If the pedometer app on my phone is to be believed – and I choose to do so – I’ve walked a combined distance of 481km since arriving here just after Easter.
Given that Reykjavík has endured its most miserable May and June in decades, I think I’d have managed a lot more than that too, if only it hadn’t been raining or blowing a gale quite so often.
Meanwhile, back home in the UK, the summer has, of course, been one of the best in years – I’m not going to Google for proof of that, as you already know this to be true.
Given all that walking, the £10 pints, the significant reduction in consumption of cheese and bacon (both unbelievably unaffordable here), I’m more than a little surprised to note that my beer belly hasn’t reduced by very much at all.
Perhaps a few sit ups will help.
The absence of a summer might ordinarily be expected to be a bit depressing, but despite occasional moments of frustration on opening the blinds to yet another grey and chilly day, my adoration for this wonderful country continues undimmed.
Further exploration is on the cards, but my thoughts are now turning to the next step on the path.
Having been here through a non-summer, I’m disinclined to experience an Icelandic autumn and winter, with the prospect only of disappearing daylight to increase the effects of the capriciousness of the weather.
None of my Icelandic friends recommend enduring here through these months, unless there’s a very good reason to do so – and my current role as a Tuk Tuk tourist guide doesn’t quite rank as such!
So, it’s time to start looking further down the line.
The second part of my “plan” for this year was to attempt to walk the Camino, from the foothills of the Pyrenees across northern Spain, to Santiago de Compostela.
There’s no good reason to do this, a walk of nearly 800km, other than having been inspired to do so by watching a rather lovely Martin Sheen film, called “The Way”.

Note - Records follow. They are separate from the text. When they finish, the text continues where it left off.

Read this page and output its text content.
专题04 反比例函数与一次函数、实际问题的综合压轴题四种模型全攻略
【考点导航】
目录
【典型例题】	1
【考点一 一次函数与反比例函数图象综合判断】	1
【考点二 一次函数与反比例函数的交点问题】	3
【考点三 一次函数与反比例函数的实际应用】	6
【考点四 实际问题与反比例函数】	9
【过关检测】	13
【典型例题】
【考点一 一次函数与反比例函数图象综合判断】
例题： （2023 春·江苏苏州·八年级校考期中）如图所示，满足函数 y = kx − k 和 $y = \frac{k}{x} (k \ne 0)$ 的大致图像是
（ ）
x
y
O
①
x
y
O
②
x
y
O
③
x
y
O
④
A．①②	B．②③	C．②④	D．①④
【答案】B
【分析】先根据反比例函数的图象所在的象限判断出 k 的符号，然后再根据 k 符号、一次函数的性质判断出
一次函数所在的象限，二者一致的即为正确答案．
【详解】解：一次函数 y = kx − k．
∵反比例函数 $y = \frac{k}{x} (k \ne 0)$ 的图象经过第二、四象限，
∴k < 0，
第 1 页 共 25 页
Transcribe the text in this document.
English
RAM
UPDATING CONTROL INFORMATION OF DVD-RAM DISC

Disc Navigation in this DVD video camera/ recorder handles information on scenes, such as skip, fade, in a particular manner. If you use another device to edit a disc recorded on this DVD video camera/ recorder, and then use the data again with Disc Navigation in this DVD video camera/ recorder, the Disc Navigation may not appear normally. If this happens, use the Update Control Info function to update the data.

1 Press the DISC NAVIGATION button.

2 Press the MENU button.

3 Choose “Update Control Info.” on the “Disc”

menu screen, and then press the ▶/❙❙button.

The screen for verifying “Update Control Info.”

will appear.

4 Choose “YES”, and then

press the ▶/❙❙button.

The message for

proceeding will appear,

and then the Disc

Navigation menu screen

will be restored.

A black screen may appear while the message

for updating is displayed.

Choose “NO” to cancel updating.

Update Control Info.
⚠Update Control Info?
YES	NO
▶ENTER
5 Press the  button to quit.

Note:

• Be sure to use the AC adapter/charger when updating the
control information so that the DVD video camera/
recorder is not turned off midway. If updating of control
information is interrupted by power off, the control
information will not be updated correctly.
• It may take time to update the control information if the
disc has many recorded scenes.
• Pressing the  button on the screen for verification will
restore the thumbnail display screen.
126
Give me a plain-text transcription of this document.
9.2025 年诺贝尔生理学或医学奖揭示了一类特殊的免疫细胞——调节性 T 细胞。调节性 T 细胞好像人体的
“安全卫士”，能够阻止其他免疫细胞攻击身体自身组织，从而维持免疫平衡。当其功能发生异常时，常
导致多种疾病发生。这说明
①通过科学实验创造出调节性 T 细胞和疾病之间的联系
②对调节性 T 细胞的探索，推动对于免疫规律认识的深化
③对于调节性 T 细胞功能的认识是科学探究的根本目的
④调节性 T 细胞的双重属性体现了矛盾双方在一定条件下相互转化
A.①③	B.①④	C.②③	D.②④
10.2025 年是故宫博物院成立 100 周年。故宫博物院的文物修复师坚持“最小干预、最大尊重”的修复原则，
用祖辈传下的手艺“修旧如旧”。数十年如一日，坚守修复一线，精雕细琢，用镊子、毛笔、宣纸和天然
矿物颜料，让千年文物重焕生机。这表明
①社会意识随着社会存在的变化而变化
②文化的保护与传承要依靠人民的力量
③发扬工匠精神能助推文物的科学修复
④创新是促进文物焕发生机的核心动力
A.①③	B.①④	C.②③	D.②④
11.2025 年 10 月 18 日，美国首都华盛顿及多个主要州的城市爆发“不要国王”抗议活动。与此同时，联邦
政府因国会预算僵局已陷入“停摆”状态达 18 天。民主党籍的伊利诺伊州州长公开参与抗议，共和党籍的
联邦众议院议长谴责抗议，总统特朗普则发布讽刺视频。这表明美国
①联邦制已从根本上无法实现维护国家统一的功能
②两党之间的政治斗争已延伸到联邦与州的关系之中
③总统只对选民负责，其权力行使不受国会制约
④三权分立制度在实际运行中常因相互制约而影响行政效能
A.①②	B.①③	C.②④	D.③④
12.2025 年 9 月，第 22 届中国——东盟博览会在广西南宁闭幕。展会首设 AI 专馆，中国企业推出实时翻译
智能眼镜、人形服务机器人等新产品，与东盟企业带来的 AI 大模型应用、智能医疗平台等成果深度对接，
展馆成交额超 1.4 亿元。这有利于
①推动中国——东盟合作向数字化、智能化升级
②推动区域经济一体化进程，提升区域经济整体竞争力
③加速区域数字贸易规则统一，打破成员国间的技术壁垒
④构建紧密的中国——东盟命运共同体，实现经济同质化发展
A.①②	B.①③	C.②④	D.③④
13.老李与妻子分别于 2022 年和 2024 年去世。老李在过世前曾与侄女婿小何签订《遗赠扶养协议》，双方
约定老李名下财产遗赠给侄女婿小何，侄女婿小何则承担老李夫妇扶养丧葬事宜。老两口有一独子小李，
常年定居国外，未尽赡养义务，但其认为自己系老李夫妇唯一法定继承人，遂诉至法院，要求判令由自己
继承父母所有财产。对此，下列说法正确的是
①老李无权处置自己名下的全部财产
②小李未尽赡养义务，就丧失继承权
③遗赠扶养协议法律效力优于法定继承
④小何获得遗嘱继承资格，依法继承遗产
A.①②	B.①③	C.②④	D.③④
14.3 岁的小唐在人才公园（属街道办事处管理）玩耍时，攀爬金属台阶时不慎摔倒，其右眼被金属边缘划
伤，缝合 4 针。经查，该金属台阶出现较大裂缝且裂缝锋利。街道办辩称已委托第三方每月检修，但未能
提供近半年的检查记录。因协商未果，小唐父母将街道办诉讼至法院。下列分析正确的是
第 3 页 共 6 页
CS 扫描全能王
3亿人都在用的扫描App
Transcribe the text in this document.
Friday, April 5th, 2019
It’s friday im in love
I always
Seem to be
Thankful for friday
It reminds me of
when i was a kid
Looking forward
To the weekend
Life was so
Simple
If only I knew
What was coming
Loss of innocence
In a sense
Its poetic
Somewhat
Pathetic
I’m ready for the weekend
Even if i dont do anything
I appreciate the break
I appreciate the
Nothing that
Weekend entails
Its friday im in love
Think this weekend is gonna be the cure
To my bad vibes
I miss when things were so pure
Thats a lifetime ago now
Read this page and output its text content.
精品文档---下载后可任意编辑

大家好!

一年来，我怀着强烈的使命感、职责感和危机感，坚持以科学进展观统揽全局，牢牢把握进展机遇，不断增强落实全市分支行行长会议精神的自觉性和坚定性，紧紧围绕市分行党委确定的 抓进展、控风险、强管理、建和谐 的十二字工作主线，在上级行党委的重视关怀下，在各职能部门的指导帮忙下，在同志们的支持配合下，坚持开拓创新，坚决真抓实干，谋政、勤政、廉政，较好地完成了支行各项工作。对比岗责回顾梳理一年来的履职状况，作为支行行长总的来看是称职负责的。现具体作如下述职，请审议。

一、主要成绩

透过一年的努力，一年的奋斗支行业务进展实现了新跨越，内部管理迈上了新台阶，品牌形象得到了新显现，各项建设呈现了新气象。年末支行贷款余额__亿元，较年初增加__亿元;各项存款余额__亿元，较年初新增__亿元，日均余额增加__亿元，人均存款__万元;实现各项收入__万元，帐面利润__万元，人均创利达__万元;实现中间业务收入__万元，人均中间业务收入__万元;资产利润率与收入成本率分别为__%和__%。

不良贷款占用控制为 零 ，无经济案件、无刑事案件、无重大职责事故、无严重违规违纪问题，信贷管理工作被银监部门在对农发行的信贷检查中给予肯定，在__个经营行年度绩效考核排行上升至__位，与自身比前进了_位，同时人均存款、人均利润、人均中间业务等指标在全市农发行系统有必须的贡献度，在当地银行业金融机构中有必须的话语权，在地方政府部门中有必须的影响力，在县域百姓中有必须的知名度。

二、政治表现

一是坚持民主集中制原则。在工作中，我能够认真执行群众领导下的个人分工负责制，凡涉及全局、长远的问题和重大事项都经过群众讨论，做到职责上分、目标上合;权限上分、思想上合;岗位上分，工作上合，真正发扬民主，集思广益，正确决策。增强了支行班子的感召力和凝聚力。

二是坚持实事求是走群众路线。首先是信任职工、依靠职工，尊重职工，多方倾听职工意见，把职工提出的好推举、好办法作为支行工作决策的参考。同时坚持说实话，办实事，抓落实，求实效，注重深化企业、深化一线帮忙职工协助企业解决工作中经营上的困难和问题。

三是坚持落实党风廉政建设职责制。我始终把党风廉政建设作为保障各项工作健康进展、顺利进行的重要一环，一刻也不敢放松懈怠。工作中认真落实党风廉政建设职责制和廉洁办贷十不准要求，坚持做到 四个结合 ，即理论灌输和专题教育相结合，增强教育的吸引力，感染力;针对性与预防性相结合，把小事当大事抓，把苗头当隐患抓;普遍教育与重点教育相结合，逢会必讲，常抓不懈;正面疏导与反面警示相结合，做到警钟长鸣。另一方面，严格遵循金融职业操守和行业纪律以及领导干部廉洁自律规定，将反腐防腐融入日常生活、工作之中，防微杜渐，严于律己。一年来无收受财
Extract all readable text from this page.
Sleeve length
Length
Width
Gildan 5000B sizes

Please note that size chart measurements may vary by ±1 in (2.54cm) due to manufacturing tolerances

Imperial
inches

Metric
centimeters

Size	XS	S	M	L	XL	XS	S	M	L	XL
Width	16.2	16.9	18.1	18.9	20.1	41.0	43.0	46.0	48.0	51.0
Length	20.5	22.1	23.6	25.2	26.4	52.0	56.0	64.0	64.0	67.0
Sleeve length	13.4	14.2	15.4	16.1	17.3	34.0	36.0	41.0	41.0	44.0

Indeed, as the Camino has always been a religious pilgrimage, my interest in it might confuse those of you who know my position on these matters.
But it’s making plenty of sense to me now.
The philosophical process of opting to follow through on my desire to spend some time off the conveyor belt of work and disobeying the usual conventions of being a “grown up” – quitting my job, discarding furniture, reducing my life to what can be packed into a couple of bags – that was just the first step.
The Camino offers the chance to simplify still further.
In all that I have read about the Camino, the advice is to pack as little as possible, to reduce the weight you take with you, both physically and mentally, in order to make more room for the thoughts you’ll have, for the interior enlightenment you may receive, if only there’s space for it.
I now realise that I’ve actually been walking down that path already.
It’s taken me some time, but I have, at long last, learned to fully relax and stop fretting about money, responsibility and expectation.
That can wait.
The path ahead is more important.
Maybe after those 800km are traveled, I’ll know what to do next.
And maybe the beer belly will be a little smaller too.